More than two decades on from the final episode of the iconic series, I am optimistic that the tide is turning on how society responds to people who are overweight or have obesity. And I wonder if some of that is due to drugs like Ozempic.

This and other GLP-1 drugs, which mimic a gut hormone called glucagon-like peptide-1, are the subject of Off the Scales: The inside story of Ozempic and the race to cure obesity. Its author is Aimee Donnellan, a Reuters columnist who covers the pharmaceutical industry. She sets out the highs and lows of the development of GLP-1s, and why she thinks they will transform medicine.

Obesity is clearly a significant problem: it is expected to affect over half the world’s population by 2050, by which time it will also cost the UK’s health services up to £10 billion a year. Effective interventions are sorely needed, given we now know that just telling people to exercise more self-control – and exercise more in general – hasn’t helped. Nor has shaming them.

Donnellan encourages us to understand people who are obese by highlighting obesity as a medical condition of modern times. She also movingly describes many case studies where people have become ill or experienced hardship because of their size. They often tried to lose weight, but we don’t choose our genes, which play a strong role in obesity.

Recognising that obesity can be linked to early-life trauma may further boost considerate thoughts. Then there are the junk food marketing campaigns, particularly rife in “food deserts” – typically low-income areas where healthy options are scarce.

The WHO stressed the drugs should be rolled out alongside policy changes and preventive interventions

At the end of 2017, Ozempic, the most famous GLP-1 drug, was approved for type 2 diabetes in the US. Almost as a side effect, it induced weight loss by reducing appetite, slowing the passage of food through the stomach and possibly even dampening the “food noise” behind persistent cravings. Treat obesity medically and you have a shot at improving the situation, just as with cancer, asthma and other conditions.

I agree with Donnellan that these drugs have transformed how we view and treat obesity.

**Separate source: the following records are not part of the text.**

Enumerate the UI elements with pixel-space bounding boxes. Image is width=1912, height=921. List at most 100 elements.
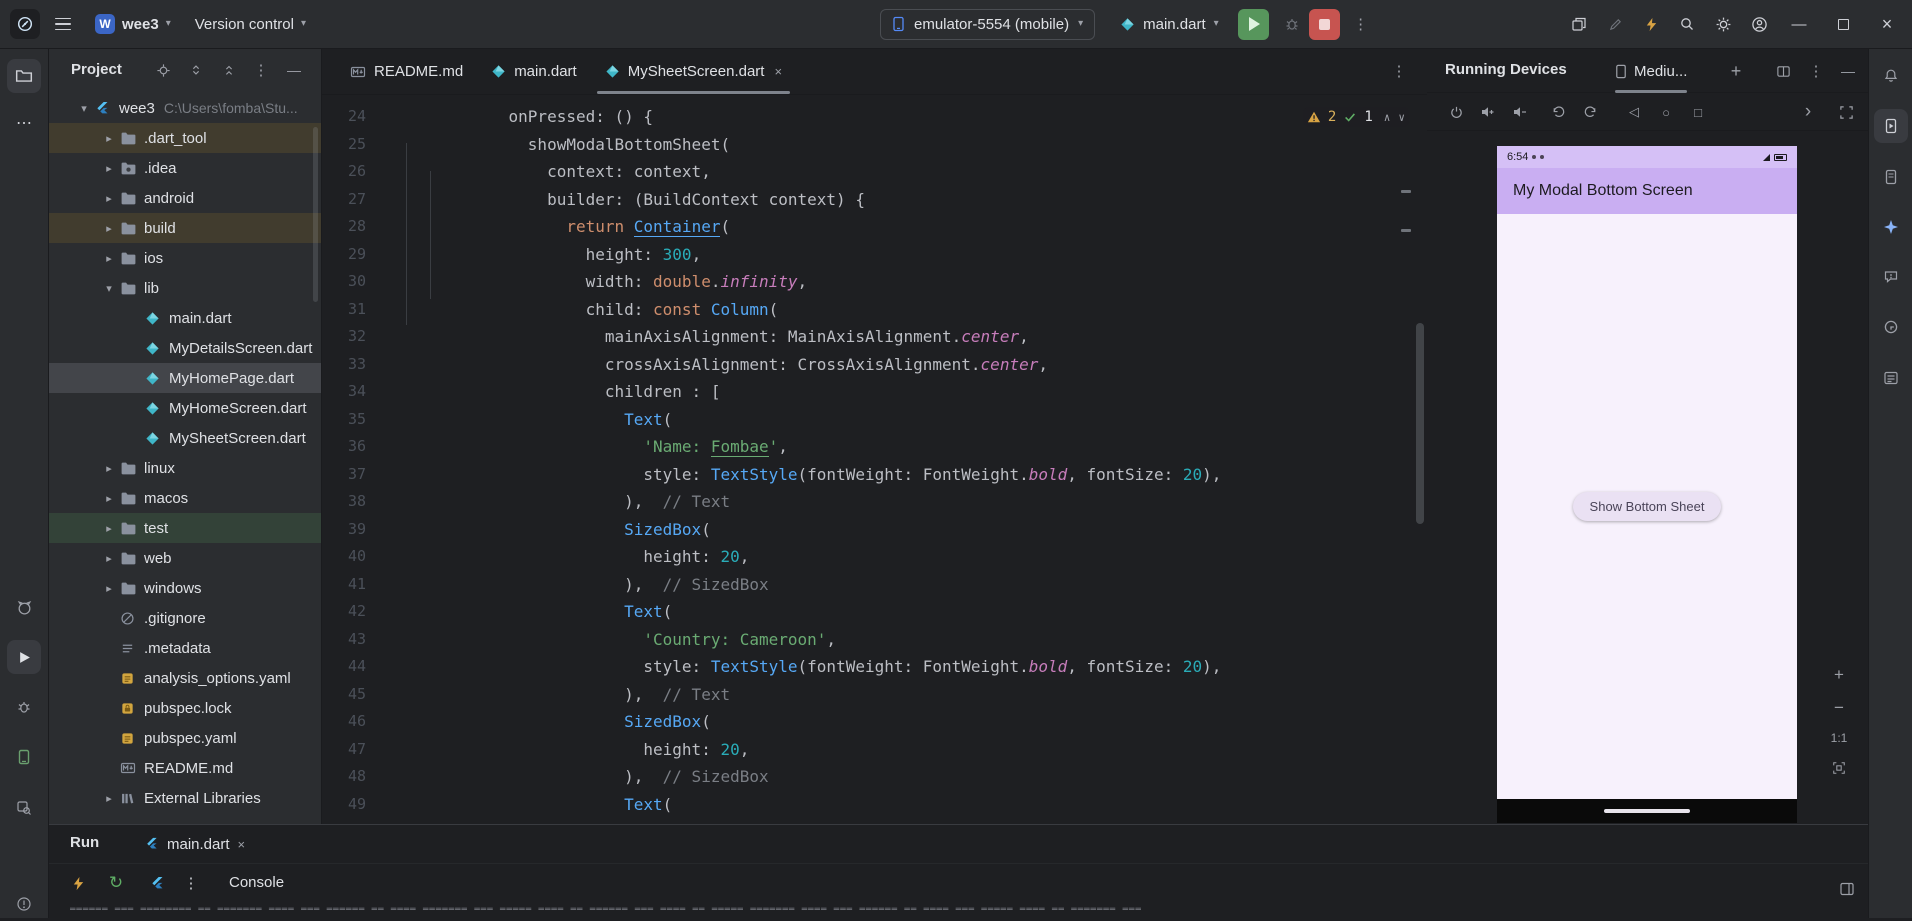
run-options-icon[interactable]: ⋮ — [176, 868, 206, 898]
project-options-icon[interactable]: ⋮ — [248, 57, 274, 83]
line-number[interactable]: 47 — [322, 736, 366, 764]
window-layout-icon[interactable] — [1839, 881, 1855, 897]
code-line[interactable]: 30 width: double.infinity, — [322, 268, 1427, 296]
device-tab[interactable]: Mediu... — [1615, 49, 1688, 93]
editor-scrollbar[interactable] — [1416, 323, 1424, 524]
line-number[interactable]: 38 — [322, 488, 366, 516]
line-number[interactable]: 32 — [322, 323, 366, 351]
code-line[interactable]: 41 ), // SizedBox — [322, 571, 1427, 599]
tree-item-ios[interactable]: ▸ ios — [49, 243, 321, 273]
next-problem-icon[interactable]: ∨ — [1398, 111, 1405, 124]
line-number[interactable]: 30 — [322, 268, 366, 296]
code-line[interactable]: 48 ), // SizedBox — [322, 763, 1427, 791]
run-tool-window-icon[interactable] — [7, 640, 41, 674]
tree-item-.idea[interactable]: ▸ .idea — [49, 153, 321, 183]
tree-chevron-icon[interactable]: ▾ — [73, 102, 95, 115]
code-line[interactable]: 49 Text( — [322, 791, 1427, 819]
tree-chevron-icon[interactable]: ▸ — [98, 162, 120, 175]
line-number[interactable]: 42 — [322, 598, 366, 626]
fit-to-screen-icon[interactable] — [1826, 755, 1852, 781]
app-inspection-icon[interactable] — [7, 791, 41, 825]
gesture-pill[interactable] — [1604, 809, 1690, 813]
android-back-icon[interactable]: ◁ — [1619, 97, 1649, 127]
line-number[interactable]: 37 — [322, 461, 366, 489]
gemini-sparkle-icon[interactable] — [1874, 210, 1908, 244]
window-close-icon[interactable]: × — [1866, 5, 1908, 43]
line-number[interactable]: 31 — [322, 296, 366, 324]
tree-item-web[interactable]: ▸ web — [49, 543, 321, 573]
line-number[interactable]: 40 — [322, 543, 366, 571]
collapse-all-icon[interactable] — [216, 57, 242, 83]
tree-item-main.dart[interactable]: main.dart — [49, 303, 321, 333]
todo-icon[interactable] — [1874, 361, 1908, 395]
panel-options-icon[interactable]: ⋮ — [1803, 58, 1829, 84]
editor-tab-main.dart[interactable]: main.dart — [477, 49, 591, 94]
device-selector[interactable]: emulator-5554 (mobile) ▾ — [880, 8, 1096, 40]
tree-item-.dart_tool[interactable]: ▸ .dart_tool — [49, 123, 321, 153]
tree-item-External Libraries[interactable]: ▸ External Libraries — [49, 783, 321, 813]
flutter-attach-icon[interactable] — [142, 868, 172, 898]
tree-item-macos[interactable]: ▸ macos — [49, 483, 321, 513]
tree-item-linux[interactable]: ▸ linux — [49, 453, 321, 483]
hot-reload-icon[interactable] — [63, 868, 93, 898]
device-manager-icon[interactable] — [1874, 160, 1908, 194]
code-line[interactable]: 46 SizedBox( — [322, 708, 1427, 736]
tree-chevron-icon[interactable]: ▸ — [98, 252, 120, 265]
tree-item-.metadata[interactable]: .metadata — [49, 633, 321, 663]
logcat-icon[interactable] — [7, 590, 41, 624]
line-number[interactable]: 34 — [322, 378, 366, 406]
gradle-icon[interactable] — [1874, 310, 1908, 344]
debug-tool-window-icon[interactable] — [7, 690, 41, 724]
tree-item-analysis_options.yaml[interactable]: analysis_options.yaml — [49, 663, 321, 693]
tree-item-MyHomePage.dart[interactable]: MyHomePage.dart — [49, 363, 321, 393]
code-line[interactable]: 40 height: 20, — [322, 543, 1427, 571]
ai-spark-icon[interactable] — [1634, 7, 1668, 41]
code-line[interactable]: 24 onPressed: () { — [322, 103, 1427, 131]
tree-chevron-icon[interactable]: ▸ — [98, 132, 120, 145]
device-mirroring-icon[interactable] — [1562, 7, 1596, 41]
hot-restart-icon[interactable]: ↻ — [101, 868, 131, 898]
volume-down-icon[interactable] — [1505, 97, 1535, 127]
settings-gear-icon[interactable] — [1706, 7, 1740, 41]
rotate-left-icon[interactable] — [1543, 97, 1573, 127]
code-line[interactable]: 37 style: TextStyle(fontWeight: FontWeig… — [322, 461, 1427, 489]
line-number[interactable]: 41 — [322, 571, 366, 599]
tree-chevron-icon[interactable]: ▸ — [98, 582, 120, 595]
split-view-icon[interactable] — [1770, 58, 1796, 84]
hide-panel-icon[interactable]: — — [1835, 58, 1861, 84]
code-line[interactable]: 38 ), // Text — [322, 488, 1427, 516]
code-line[interactable]: 45 ), // Text — [322, 681, 1427, 709]
tree-chevron-icon[interactable]: ▸ — [98, 222, 120, 235]
more-tool-windows-icon[interactable]: ⋯ — [7, 106, 41, 140]
hide-panel-icon[interactable]: — — [281, 57, 307, 83]
search-icon[interactable] — [1670, 7, 1704, 41]
window-maximize-icon[interactable] — [1822, 5, 1864, 43]
tree-chevron-icon[interactable]: ▸ — [98, 462, 120, 475]
tree-item-wee3[interactable]: ▾ wee3 C:\Users\fomba\Stu... — [49, 93, 321, 123]
tree-item-.gitignore[interactable]: .gitignore — [49, 603, 321, 633]
project-tool-icon[interactable] — [7, 59, 41, 93]
line-number[interactable]: 33 — [322, 351, 366, 379]
main-menu-icon[interactable] — [46, 7, 80, 41]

But I also think she presents them as a cure-all, when the World Health Organization recently stressed that the drugs should be rolled out alongside policy changes and timely preventive interventions.

What’s more, although Ozempic typically causes people to lose around 15 per cent of their body weight, this will not take someone with severe obesity down to a healthy size, and not everyone with obesity responds to the drugs. But Donnellan barely touches on these limitations.

She does, however, explain some of their other setbacks, particularly their gastrointestinal side effects, which can be intolerable. Donnellan also rightly outlines concerns about unsafe knock-off versions being sold online, people with low incomes missing out on the drugs in countries like the US and how beauty ideologies may become more harmful if already svelte celebrities take these drugs to be even more red carpet-ready.

While this is all very engaging, Off the Scales also has some fairly slow sections in which Donnellan explains how firms have battled over patents for these drugs, and who deserves recognition for their discovery or development.

But in her defence, this is useful information, driving home the message that drug development is rarely done for philanthropic reasons. While the people who have been helped by GLP-1s should arguably be at the heart of this success story, the global market for GLP-1 type drugs is estimated to reach about $100 billion by 2030, and, at the end of the day, it’s hard not to look at it as a business.

The issues Donnellan outlines will no doubt become more pronounced if the experimental weight-loss treatments in trials (which seem to be more effective and convenient than our current options) are approved. We mustn’t shy away from the concerns, but, for now, I am grateful to her for shining a light on what GLP-1 drugs have done: exposing the medical side of obesity that can be treated by infusing the right combination of hormones.